PriceSensitive

East West Bioscience’s revenue slides

Cannabis
02 April 2020 14:22 (EDT)

East West Bioscience Inc (TSXV:EAST) have posted a $200,000 dip in revenue for the period ended January 31, but margins increased.

The company’s revenue fell from $528,199 in 2018 to $370,017 in 2019.

East West realised higher margins for the period, lower expenditures and a lower net loss.

Gross margin for the quarter was up to 44 per cent, compared to 25 per cent in the previous corresponding period.

The increase was on the back of increased margins on self-manufactured products made Orchard Vale Naturals, a subsidiary of East West.

The company has changed from high volume low margin products to focus on a different product line.

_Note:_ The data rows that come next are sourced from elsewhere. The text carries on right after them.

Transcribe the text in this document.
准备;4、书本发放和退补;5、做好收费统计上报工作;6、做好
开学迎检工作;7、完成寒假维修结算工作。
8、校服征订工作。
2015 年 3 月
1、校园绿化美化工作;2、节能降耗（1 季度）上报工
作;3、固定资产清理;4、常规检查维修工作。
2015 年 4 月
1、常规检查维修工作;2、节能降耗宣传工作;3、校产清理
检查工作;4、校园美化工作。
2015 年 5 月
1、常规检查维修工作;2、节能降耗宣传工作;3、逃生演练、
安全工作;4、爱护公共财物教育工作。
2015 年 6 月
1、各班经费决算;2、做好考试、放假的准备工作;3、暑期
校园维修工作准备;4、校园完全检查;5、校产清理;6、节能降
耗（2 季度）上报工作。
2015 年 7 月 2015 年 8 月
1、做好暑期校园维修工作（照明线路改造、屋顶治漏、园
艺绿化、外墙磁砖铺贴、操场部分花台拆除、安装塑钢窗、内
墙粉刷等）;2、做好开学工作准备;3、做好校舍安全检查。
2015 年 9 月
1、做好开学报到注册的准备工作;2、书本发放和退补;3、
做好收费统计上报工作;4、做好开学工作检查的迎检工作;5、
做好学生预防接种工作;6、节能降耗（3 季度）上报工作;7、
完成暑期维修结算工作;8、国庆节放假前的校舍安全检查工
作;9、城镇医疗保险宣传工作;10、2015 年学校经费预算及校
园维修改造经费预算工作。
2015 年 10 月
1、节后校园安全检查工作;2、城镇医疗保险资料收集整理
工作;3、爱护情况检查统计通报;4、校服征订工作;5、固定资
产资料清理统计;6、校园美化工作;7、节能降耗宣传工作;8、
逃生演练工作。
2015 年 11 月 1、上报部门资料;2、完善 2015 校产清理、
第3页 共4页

This follows strategies most cannabis companies are trending towards, as brands become more established in the very young sector.

East West decreased costs by $597,327 from $1.15 million in 2018 down to $555,586 in 2019, a total of 52 per cent.

The decreases came through a huge reduction in consultancy fees, business development, marketing, professional fees, stock-based compensation, lowered rent and a number of other costs.

The company cut costs dramatically by closing it’s head office in Saskatoon and moving into the Penticton production facility.

The company also dramatically reduced it’s use of outside consultants, instead bringing on a greater internal workforce to manage workload.

The company’s joint venture also reduced cost, as mutually beneficial costs were shared with their joint venture partner Azema Sciences Inc.

The joint venture is now in production of CBD distillates and tinctures and is in the process of developing other CBD finished goods for sale.

The company still has $2.5 million in debt, with a working capital deficiency of $1.7 million at the end of Q2 2020 when compared to $1.6 million at the end of 2019.

East West Bioscience (TSXV:EAST) is holding steady at $0.015 per share at 1:54 pm EST.